5. Insurance Gaps and Professional Risk Exposure

Another common oversight is insurance. NDIS providers are subject to a range of risks – professional liability, malpractice, abuse allegations, property risk – yet many carry insufficient insurance cover. Claims arise for injury or negligence, only to discoverthat the business lacked a current or appropriate insurance coverage.

Directors must ensure that policies are up to date, adequate in scope, and reflect the nature of the services provided, especially when dealing with vulnerable participants.

6. Technology and Record-Keeping Failures

Documentation in the NDIS space is critical – not just for billing, but also for compliance, audit risk, and duty of care. However, many providers are operating without a proper client management system (CMS) or rostering platform. Therapists might be recording notes in spreadsheets, or worse, on paper.

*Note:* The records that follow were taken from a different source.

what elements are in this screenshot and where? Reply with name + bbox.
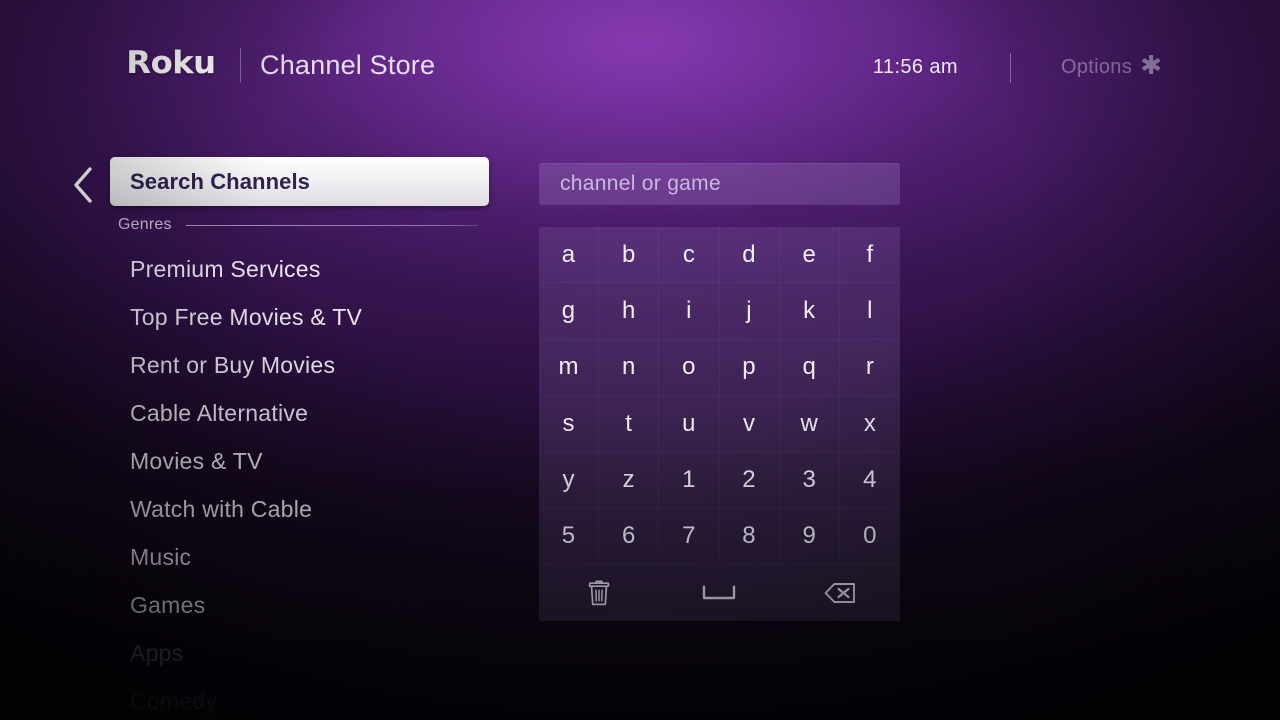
sidebar-item-genre[interactable]: Premium Services [130,256,321,283]
keyboard-key-a[interactable]: a [539,227,600,284]
sidebar-item-genre[interactable]: Movies & TV [130,448,263,475]
keyboard-key-o[interactable]: o [659,339,720,396]
header-bar: Roku Channel Store 11:56 am Options ✱ [0,0,1280,120]
sidebar-item-genre[interactable]: Comedy [130,688,217,715]
keyboard-key-p[interactable]: p [719,339,780,396]
keyboard-key-4[interactable]: 4 [839,452,900,509]
sidebar-item-genre[interactable]: Top Free Movies & TV [130,304,362,331]
sidebar: Search Channels Genres Premium Services T… [0,140,520,720]
sidebar-item-label: Comedy [130,688,218,714]
page-title: Channel Store [260,50,436,80]
keyboard-key-b[interactable]: b [599,227,660,284]
keyboard-key-v[interactable]: v [719,395,780,453]
sidebar-item-genre[interactable]: Rent or Buy Movies [130,352,335,379]
keyboard-key-grid: abcdef ghijkl mnopqr stuvwx yz1234 567890 [539,227,900,565]
sidebar-item-label: Rent or Buy Movies [130,352,336,378]
keyboard-key-2[interactable]: 2 [719,452,780,509]
options-button[interactable]: Options [1061,56,1132,79]
keyboard-key-k[interactable]: k [779,283,840,340]
sidebar-item-label: Movies & TV [130,448,263,474]
sidebar-item-search-channels[interactable]: Search Channels [110,157,489,206]
header-divider-left [240,48,241,82]
keyboard-key-6[interactable]: 6 [599,508,660,565]
sidebar-item-label: Music [130,544,192,570]
sidebar-item-label: Top Free Movies & TV [130,304,363,330]
keyboard-key-m[interactable]: m [539,339,600,396]
keyboard-key-d[interactable]: d [719,227,780,284]
space-key[interactable] [659,565,779,621]
keyboard-key-t[interactable]: t [599,395,660,453]
search-placeholder: channel or game [560,172,721,195]
backspace-icon [824,583,855,603]
keyboard-key-7[interactable]: 7 [659,508,720,565]
search-input[interactable]: channel or game [539,163,900,205]
keyboard-key-f[interactable]: f [839,227,900,284]
sidebar-item-label: Search Channels [130,168,311,194]
keyboard-key-1[interactable]: 1 [659,452,720,509]
asterisk-icon[interactable]: ✱ [1140,52,1162,78]
keyboard-key-l[interactable]: l [839,283,900,340]
keyboard-key-w[interactable]: w [779,395,840,453]
header-divider-right [1010,53,1011,83]
sidebar-item-label: Premium Services [130,256,321,282]
keyboard-key-h[interactable]: h [599,283,660,340]
sidebar-item-label: Apps [130,640,184,666]
keyboard-key-j[interactable]: j [719,283,780,340]
on-screen-keyboard: abcdef ghijkl mnopqr stuvwx yz1234 567890 [539,227,900,621]
keyboard-key-0[interactable]: 0 [839,509,900,565]
roku-logo: Roku [126,45,216,81]
clear-key[interactable] [539,565,659,621]
keyboard-key-e[interactable]: e [779,227,840,284]
sidebar-item-genre[interactable]: Watch with Cable [130,496,312,523]
space-bar-icon [703,585,736,600]
sidebar-item-label: Cable Alternative [130,400,309,426]
keyboard-key-3[interactable]: 3 [779,452,840,509]
genres-label: Genres [118,216,172,233]
backspace-key[interactable] [780,565,900,621]
keyboard-key-i[interactable]: i [659,283,720,340]
keyboard-key-5[interactable]: 5 [539,508,600,565]
roku-channel-store-screen: Roku Channel Store 11:56 am Options ✱ Se… [0,0,1280,720]
keyboard-function-row [539,565,900,621]
sidebar-item-genre[interactable]: Games [130,592,205,619]
genres-divider [185,224,478,226]
keyboard-key-s[interactable]: s [539,395,600,453]
keyboard-key-c[interactable]: c [659,227,720,284]
keyboard-key-r[interactable]: r [839,340,900,396]
sidebar-item-genre[interactable]: Cable Alternative [130,400,308,427]
keyboard-key-q[interactable]: q [779,339,840,396]
keyboard-key-n[interactable]: n [599,339,660,396]
keyboard-key-g[interactable]: g [539,283,600,340]
trash-icon [588,580,610,606]
chevron-left-icon[interactable] [68,164,98,206]
sidebar-item-label: Watch with Cable [130,496,313,522]
keyboard-key-y[interactable]: y [539,452,600,509]
keyboard-key-9[interactable]: 9 [779,508,840,565]
sidebar-item-label: Games [130,592,206,618]
keyboard-key-x[interactable]: x [839,396,900,453]
sidebar-item-genre[interactable]: Music [130,544,191,571]
keyboard-key-u[interactable]: u [659,395,720,453]
search-panel: channel or game abcdef ghijkl mnopqr stuvwx… [539,163,900,621]
keyboard-key-z[interactable]: z [599,452,660,509]
genres-section-header: Genres [118,214,478,236]
clock: 11:56 am [872,56,958,78]
sidebar-item-genre[interactable]: Apps [130,640,183,667]
keyboard-key-8[interactable]: 8 [719,508,780,565]
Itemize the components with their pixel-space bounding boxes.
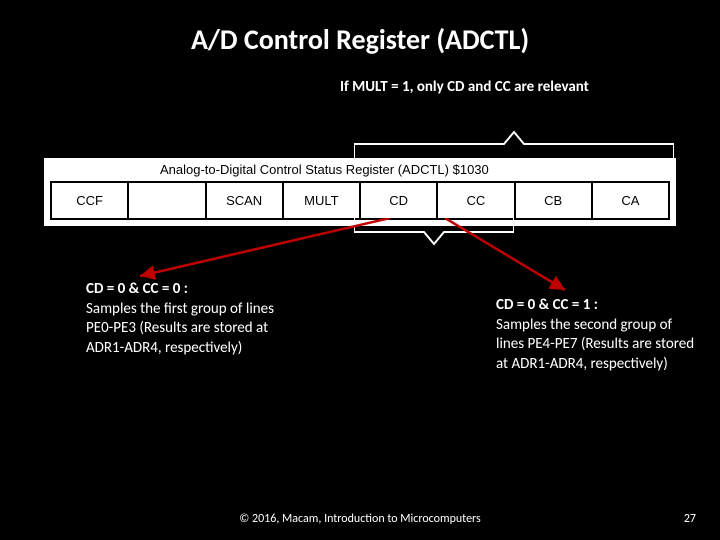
block-left-heading: CD = 0 & CC = 0 : — [86, 280, 188, 298]
arrow-right — [440, 218, 580, 298]
bit-cb: CB — [516, 183, 593, 218]
note-mult: If MULT = 1, only CD and CC are relevant — [340, 78, 600, 97]
footer-copyright: © 2016, Macam, Introduction to Microcomp… — [0, 512, 720, 526]
page-title: A/D Control Register (ADCTL) — [0, 22, 720, 57]
block-cd0-cc1: CD = 0 & CC = 1 : Samples the second gro… — [496, 296, 696, 374]
bracket-top — [354, 124, 674, 158]
register-caption: Analog-to-Digital Control Status Registe… — [160, 162, 670, 177]
block-cd0-cc0: CD = 0 & CC = 0 : Samples the first grou… — [86, 280, 286, 358]
register-table: CCF SCAN MULT CD CC CB CA — [50, 181, 670, 220]
block-left-body: Samples the first group of lines PE0-PE3… — [86, 300, 274, 357]
page-number: 27 — [684, 512, 696, 526]
bit-scan: SCAN — [207, 183, 284, 218]
arrow-left — [130, 218, 400, 283]
bit-ca: CA — [593, 183, 668, 218]
block-right-body: Samples the second group of lines PE4-PE… — [496, 316, 694, 373]
bit-ccf: CCF — [52, 183, 129, 218]
bit-mult: MULT — [284, 183, 361, 218]
bit-empty — [129, 183, 206, 218]
register-diagram: Analog-to-Digital Control Status Registe… — [44, 158, 676, 226]
block-right-heading: CD = 0 & CC = 1 : — [496, 296, 598, 314]
bit-cc: CC — [438, 183, 515, 218]
bit-cd: CD — [361, 183, 438, 218]
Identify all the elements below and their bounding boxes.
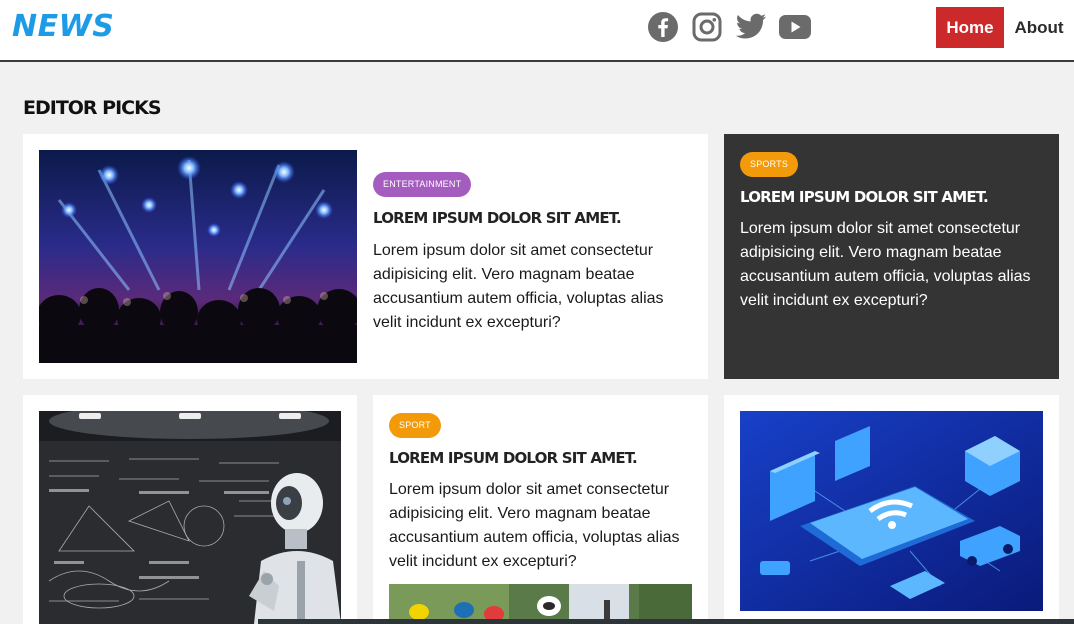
- cycling-image: [389, 584, 692, 624]
- category-badge[interactable]: ENTERTAINMENT: [373, 172, 472, 197]
- twitter-icon[interactable]: [734, 10, 768, 44]
- facebook-icon[interactable]: [646, 10, 680, 44]
- article-headline[interactable]: LOREM IPSUM DOLOR SIT AMET.: [389, 448, 694, 468]
- article-headline[interactable]: LOREM IPSUM DOLOR SIT AMET.: [740, 187, 1045, 207]
- main-nav: Home About: [936, 7, 1074, 48]
- category-badge[interactable]: SPORT: [389, 413, 441, 438]
- nav-about-link[interactable]: About: [1004, 7, 1074, 48]
- instagram-icon[interactable]: [690, 10, 724, 44]
- article-card-sports[interactable]: SPORTS LOREM IPSUM DOLOR SIT AMET. Lorem…: [724, 134, 1059, 379]
- article-excerpt: Lorem ipsum dolor sit amet consectetur a…: [373, 242, 664, 331]
- concert-image: [39, 150, 357, 363]
- article-excerpt: Lorem ipsum dolor sit amet consectetur a…: [389, 481, 680, 570]
- category-badge[interactable]: SPORTS: [740, 152, 799, 177]
- robot-chalkboard-image: [39, 411, 341, 624]
- article-card-ai[interactable]: [23, 395, 357, 624]
- article-headline[interactable]: LOREM IPSUM DOLOR SIT AMET.: [373, 208, 693, 228]
- article-card-smart-home[interactable]: [724, 395, 1059, 624]
- site-logo[interactable]: NEWS: [12, 9, 114, 44]
- social-links: [646, 10, 812, 44]
- youtube-icon[interactable]: [778, 10, 812, 44]
- section-title: EDITOR PICKS: [23, 97, 162, 119]
- site-header: NEWS Home About: [0, 0, 1074, 62]
- article-card-entertainment[interactable]: ENTERTAINMENT LOREM IPSUM DOLOR SIT AMET…: [23, 134, 708, 379]
- page-bottom-strip: [258, 619, 1074, 624]
- article-excerpt: Lorem ipsum dolor sit amet consectetur a…: [740, 220, 1031, 309]
- nav-home-link[interactable]: Home: [936, 7, 1004, 48]
- article-card-sport[interactable]: SPORT LOREM IPSUM DOLOR SIT AMET. Lorem …: [373, 395, 708, 624]
- smart-home-image: [740, 411, 1043, 611]
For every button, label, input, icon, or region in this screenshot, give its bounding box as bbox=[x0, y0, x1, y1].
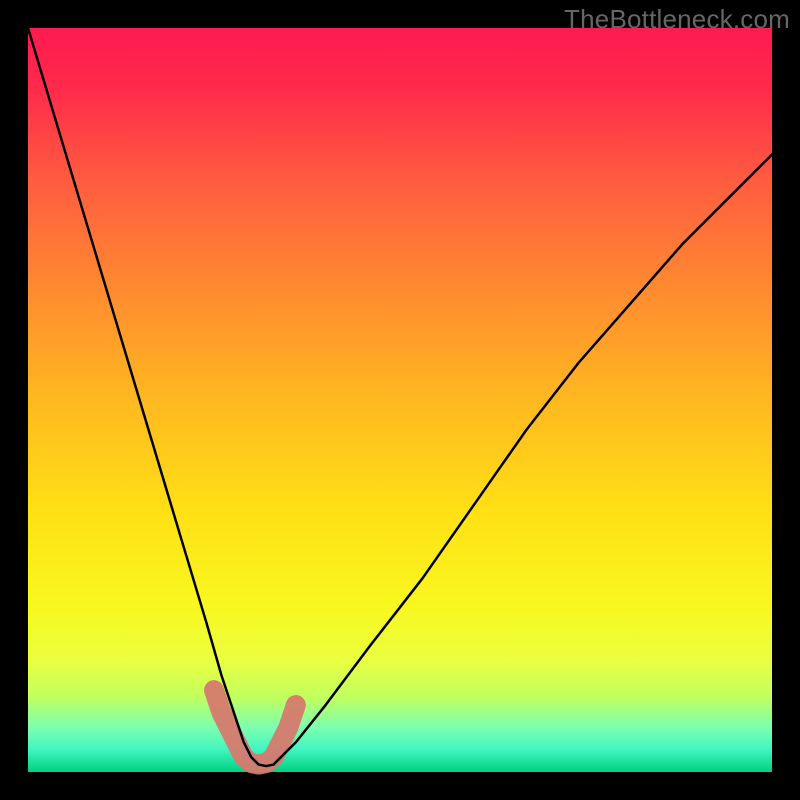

Without consistent and interconnected systems, businesses cannot track service delivery, confirm attendance, or substantiate invoices. They are also unable to identify trends – such as frequent no-shows, underutilised staff, or over-servicing – until it’s too late.

7. Signs of Trouble – and When to Act

The warning signs are consistent:

  • Invoices delayed or rejected by the NDIA or worse still, receive notice that a manual review will be undertaken.
  • Growing tax, including payroll tax or superannuation arrears.
  • Increasing complaints from staff or participants.
  • Uncertainty about cash position or profitability.
  • Inability to pay wages or creditors on time.

Insolvency is rarely sudden. More often, it’s a slow bleed masked by short-term fixes – funding from directors, deferred liabilities, or silent hope that the NDIA will catch up with payments. But without a clear strategy, providers eventually hit a wall.

8. What Can Be Done?

NDIS providers facing distress need early, qualified advice. This may include:

  • Conducting a short-form financial and operational review.
  • Review participant plans that are coming up for renewal and plans reaching their     funding limit.
  • Implementing back-office systems for billing, HR, and compliance.
  • Redesigning rostering and service delivery to match funded hours.
  • Reviewing insurance and award compliance.
  • Engaging an external bookkeeper or part-time CFO to regain financial control.

Where the issues are systemic or debts are mounting, restructuring options – such as a voluntary administration – may be appropriate to preserve the business and protect participant services.

Final Thoughts

The NDIS has created tremendous opportunities – but it is not a system that tolerates poor governance. Providers are operating in a highly regulated, high-responsibility environment, and passion alone is not enough. Sustainable NDIS businesses must be built on sound financial management, appropriate systems, and disciplined operations.